Hong Lim, a Cambodian-Australian member of parliament in Victoria, has once again drawn the ire of the CPP for protests he helped organize against Hun Manet during a visit to Melbourne on Friday.

In August, the government barred Mr. Lim from returning to Cambodia after he called the ruling party a “beast” in a radio interview.

In a statement released on Saturday, the ruling party said that Mr. Lim, a Cambodian refugee, had no right to comment on the political situation in his birth country.

“This demonstration is a political demonstration because it was led by politician Hong Lim, who has given up his own nationality,” the statement said of protests that met Lieutenant General Manet, the eldest son of Prime Minister Hun Sen and head of the CPP’s foreign outreach arm.

“So this person Hong Lim does not have the right to comment on Cambodia’s sovereign affairs and does not represent the voice of Khmer people who participated in the demonstration,” it said.

The statement said a political party and its “dishonest leader” were behind the protest, as part of attempts to “confuse opinions in the country and internationally that Cambodia is having a political crisis.”

CPP spokesman Sok Eysan said on Sunday that Hong Lim had effectively given up his Cambodian citizenship by insulting the ruling party.

“He has insulted his own nation saying that it was a ‘beast.’ It means he has given up his Khmer nationality,” he said, declining to say whether he had technically lost citizenship or just been banned from entering the country.

Mr. Eysan said the CPP did not intend to suggest that the CNRP, which has said the country has returned to one-party rule amid the current political turmoil, was involved with the demonstration.
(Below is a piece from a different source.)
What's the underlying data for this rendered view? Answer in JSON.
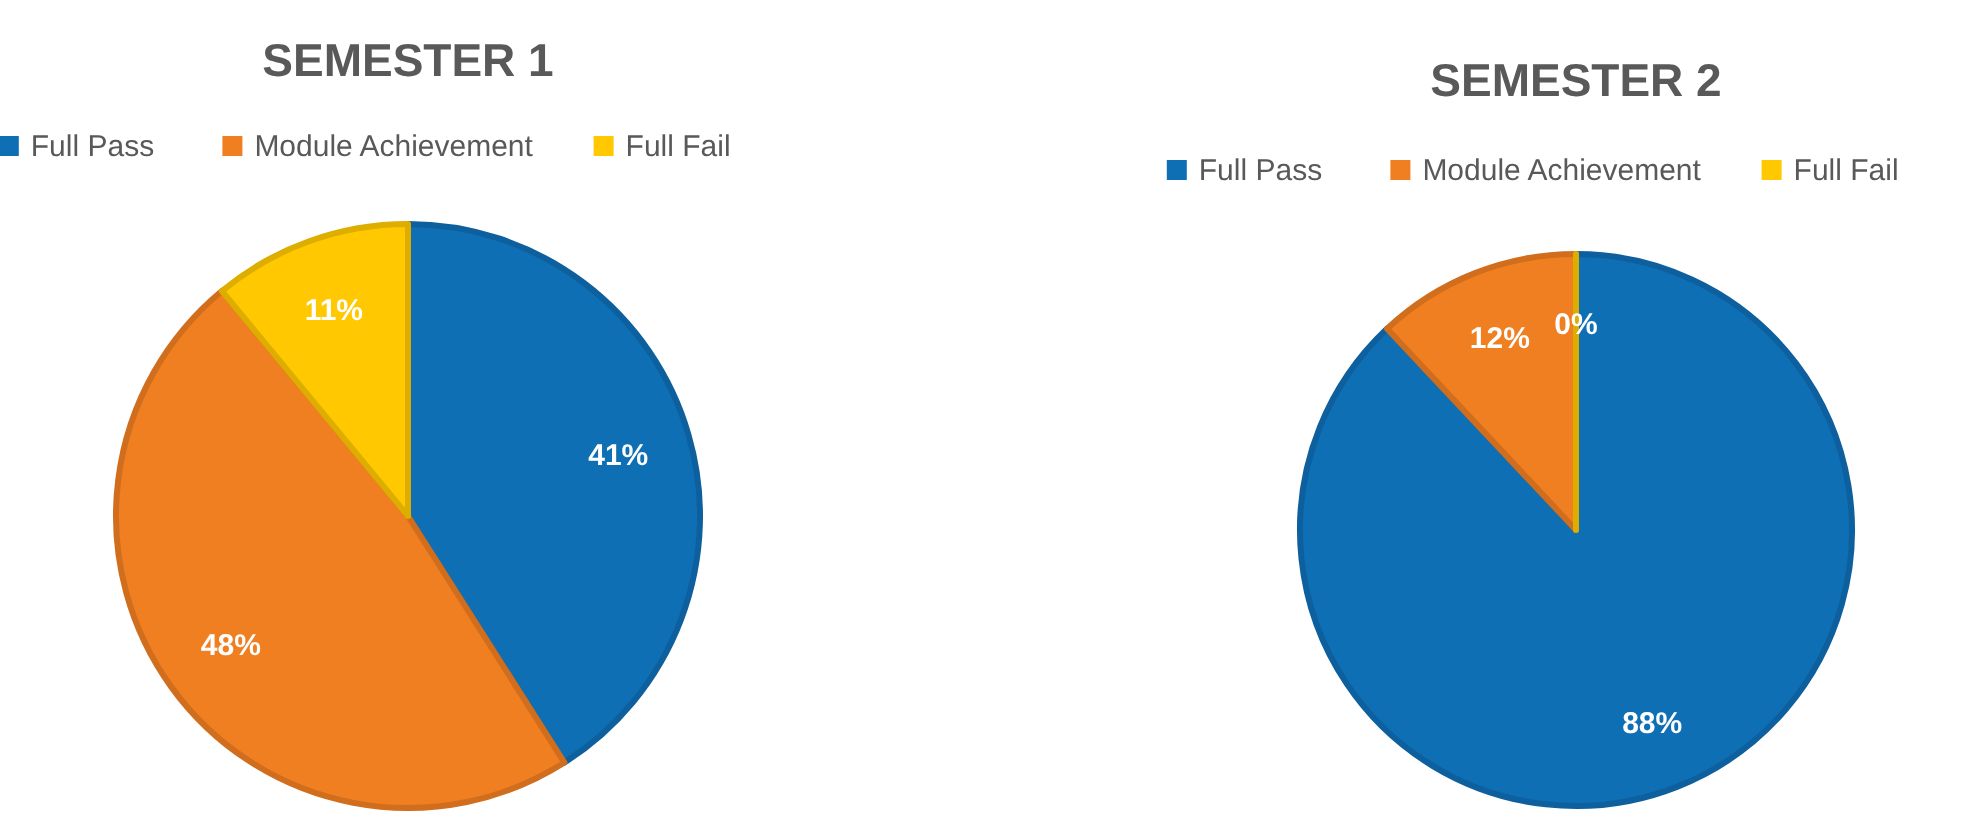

“I don’t think the CNRP was behind it,” he said, noting that the statement did not name any particular party.

“We have to understand that only the opposition supports Hong Lim because he has opposition tendencies,” he added.

After announcing that it would end its boycott of the National Assembly by attending a full session of parliament last Friday, CNRP lawmakers made a last-minute decision not to turn up due to what they said was a threat of violence related to the protests led by Mr. Lim.

Mr. Lim dismissed the notion that he or other members of the Cambodian Australian Federation, which organized the protest, were linked to the CNRP. He said the opposition party’s activists in Australia had largely remained silent amid the worsening situation in Cambodia.

“So it is ironic that we have to explain to you that our demonstration has nothing to do with the CNRP’s decision to return to Parliament or not with its subsequent consequences,” he said in an email on Thursday.

“And we know the CPP will do whatever they want to do with the CNRP as they see fit, as it has always been the case,” he added.

“And as far as we…in Australia are concerned, if the CNRP choose to continue to play the victim to the brutal and obnoxious CPP…then it is their miserable Karma and curse and nothing can save them, not even a win in 2018—because Hun Sen will  ‘lock up the gate and beat up the dogs again’ as in 2013 and before.”